Jeśli chodzi o mechanikę silnika, to jest ona dopracowana, ale warto pamiętać, że również z myślą o niskiej emisji i oporach. Choć blok i głowica są trwałe, to przykładowo krzywki wałków rozrządu w silniku drugiej generacji są bardzo wąskie, więc istnieje ryzyko ich zatarcia, jeśli dojdzie do zaniedbań olejowych. Samych wałków nie da się wymienić. Wymienić można całą górną część głowicy z wałkami, nazywaną handlowo modułem wałków rozrządu. Kosztuje ok. 4-6 tys. zł, czyli prawie trzykrotnie więcej niż zestaw samych wałków do starszej wersji silnika.

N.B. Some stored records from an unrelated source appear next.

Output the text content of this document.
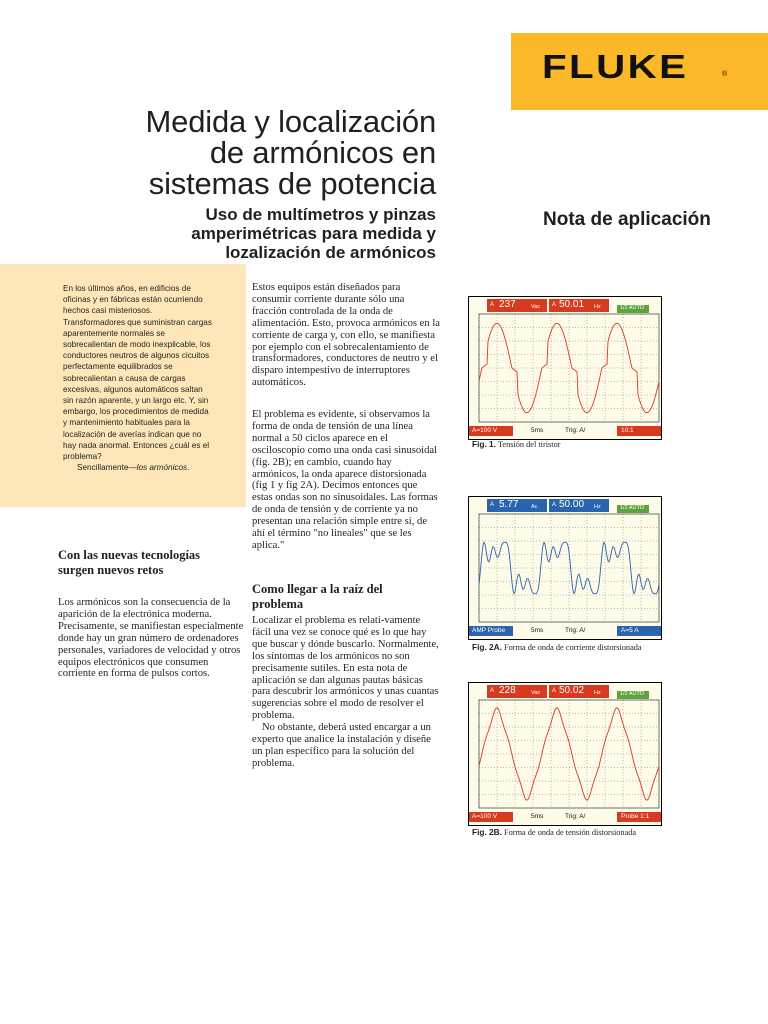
FLUKE	®
Medida y localización
de armónicos en
sistemas de potencia
Uso de multímetros y pinzas
amperimétricas para medida y
lozalización de armónicos
Nota de aplicación
En los últimos años, en edificios de oficinas y en fábricas están ocurriendo hechos casi misteriosos. Transformadores que suministran cargas aparentemente normales se sobrecalientan de modo inexplicable, los conductores neutros de algunos cicuitos perfectamente equilibrados se sobrecalientan a causa de cargas excesivas, algunos automáticos saltan sin razón aparente, y un largo etc. Y, sin embargo, los procedimientos de medida y mantenimiento habituales para la localización de averías indican que no hay nada anormal. Entonces ¿cuál es el problema?
Sencillamente—los armónicos.
Con las nuevas tecnologías surgen nuevos retos
Los armónicos son la consecuencia de la aparición de la electrónica moderna. Precisamente, se manifiestan especialmente donde hay un gran número de ordenadores personales, variadores de velocidad y otros equipos electrónicos que consumen corriente en forma de pulsos cortos.
Estos equipos están diseñados para consumir corriente durante sólo una fracción controlada de la onda de alimentación. Esto, provoca armónicos en la corriente de carga y, con ello, se manifiesta por ejemplo con el sobrecalentamiento de transformadores, conductores de neutro y el disparo intempestivo de interruptores automáticos.
El problema es evidente, si observamos la forma de onda de tensión de una línea normal a 50 ciclos aparece en el osciloscopio como una onda casi sinusoidal (fig. 2B); en cambio, cuando hay armónicos, la onda aparece distorsionada (fig 1 y fig 2A). Decimos entonces que estas ondas son no sinusoidales. Las formas de onda de tensión y de corriente ya no presentan una relación simple entre sí, de ahí el término "no lineales" que se les aplica."
Como llegar a la raíz del problema
Localizar el problema es relati-vamente fácil una vez se conoce qué es lo que hay que buscar y dónde buscarlo. Normalmente, los síntomas de los armónicos no son precisamente sutiles. En esta nota de aplicación se dan algunas pautas básicas para descubrir los armónicos y unas cuantas sugerencias sobre el modo de resolver el problema.
No obstante, deberá usted encargar a un experto que analice la instalación y diseñe un plan específico para la solución del problema.
A 237	Vac A 50.01 Hz	1/2 AUTO
A=100 V	5ms	Trig: A/	10:1
Fig. 1. Tensión del tiristor
A 5.77 Ac A 50.00 Hz	1/2 AUTO
AMP Probe	5ms	Trig: A/	A=5 A
Fig. 2A. Forma de onda de corriente distorsionada
A 228	Vac A 50.02 Hz	1/2 AUTO
A=100 V	5ms	Trig: A/	Probe 1:1
Fig. 2B. Forma de onda de tensión distorsionada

Często zgłaszane problemy z turbosprężarką nie dotyczą samej turbosprężarki. Jeśli dochodzi do utraty mocy, to winę za to z reguły ponosi zawór siłownika odpowiedzialny za sterowanie zmienną geometrią. Świst turbiny to z kolei nie objaw zużycia, a objaw nieszczelności w układzie wylotowym.
1.6 TDI a dieselgate
Silnik 1.6 TDI z rodziny EA 189 został objęty kampanią serwisową polegającą na wymianie oprogramowania sterującego w wyniku tzw. afery dieselgate. Wielu użytkowników narzekało na wyższe zużycie paliwa i głośniejszą pracę jednostki po aktualizacji, ale samochody trafiające do dobrych serwisów przechodziły kolejne aktualizacje, aż problemy te wyeliminowano.
Warto wiedzieć, że nowsze motory EA 288 nie są objęte tą kampanią serwisową, co nie przeszkadza, by co jakiś czas sprawdzić aktualność oprogramowania sterującego.